Social_network Social networking applications are proliferating.  In addition to the major players like Facebook, MySpace and LinkedIn, there are numerous apps with social network components such as Twitter, Bebo, Plaxo, Spock, Digg, Pownce, Flickr, Zooomr and more. 

The barrier to adoption for many of these is the effort required to get your data into a new social network.  Today, my LinkedIn network is larger than my Facebook network.  That's due in part to the fact that many of my "real" network contacts have yet to adopt Facebook, but it's also because I haven't done a good enough job of inviting all of my LinkedIn contacts to connect in Facebook.

Over time, I expect users will participate in multiple social networking applications, each providing different functionality.  But the thought of maintaining friend lists on numerous sites is at best, daunting.  Instead, users will want to maintain one list of contacts, then assign those relationships to the appropriate networks.

Brad Fitzgerald (founder of LiveJournal) and David Recordon have just posted a detailed plan and proposal to address this in their post, Thoughts on the Social Graph.  They propose an open source application to build and maintain your "social graph", which may then be accessible within various social networking applications.  This would allow application developers to focus their energy on their applications and not worry about which platforms to support.

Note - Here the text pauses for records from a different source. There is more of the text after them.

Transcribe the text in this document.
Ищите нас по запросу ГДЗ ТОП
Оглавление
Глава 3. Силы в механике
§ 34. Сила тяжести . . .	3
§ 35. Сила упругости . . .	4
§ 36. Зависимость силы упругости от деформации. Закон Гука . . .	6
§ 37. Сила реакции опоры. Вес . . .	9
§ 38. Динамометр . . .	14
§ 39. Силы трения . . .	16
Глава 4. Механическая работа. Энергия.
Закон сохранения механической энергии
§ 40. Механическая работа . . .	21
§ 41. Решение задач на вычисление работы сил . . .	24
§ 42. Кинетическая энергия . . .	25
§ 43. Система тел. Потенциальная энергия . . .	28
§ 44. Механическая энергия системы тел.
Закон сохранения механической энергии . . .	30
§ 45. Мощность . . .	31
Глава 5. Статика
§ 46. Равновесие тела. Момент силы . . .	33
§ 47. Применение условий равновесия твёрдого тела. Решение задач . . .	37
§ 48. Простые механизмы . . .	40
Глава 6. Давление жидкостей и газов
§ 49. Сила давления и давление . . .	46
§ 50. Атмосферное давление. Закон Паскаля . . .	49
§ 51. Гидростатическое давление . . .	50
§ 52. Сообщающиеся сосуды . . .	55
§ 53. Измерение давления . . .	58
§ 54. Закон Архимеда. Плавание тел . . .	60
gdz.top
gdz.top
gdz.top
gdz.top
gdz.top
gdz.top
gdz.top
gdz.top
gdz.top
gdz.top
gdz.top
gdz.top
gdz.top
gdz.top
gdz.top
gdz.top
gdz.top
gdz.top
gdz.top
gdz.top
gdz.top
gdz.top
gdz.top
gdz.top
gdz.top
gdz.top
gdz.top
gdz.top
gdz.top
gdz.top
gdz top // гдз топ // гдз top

The proposed plan has three primary goals:

  1. Make the social graph a community asset (i.e. no company is the social graph owner)
  2. API's should be developed to ease application development
  3. End-users who join a new service can tap into their social graph and decide whether to include their existing relationships in the new application

Brad and David have already done much of the prototyping.  The hard part will be gaining the support of the existing social network providers, who are likely to want to wall in the social graphs their users have created on their platforms.  However, as others have pointed out recently, creation of a new walled garden will not be what wins the social networking race.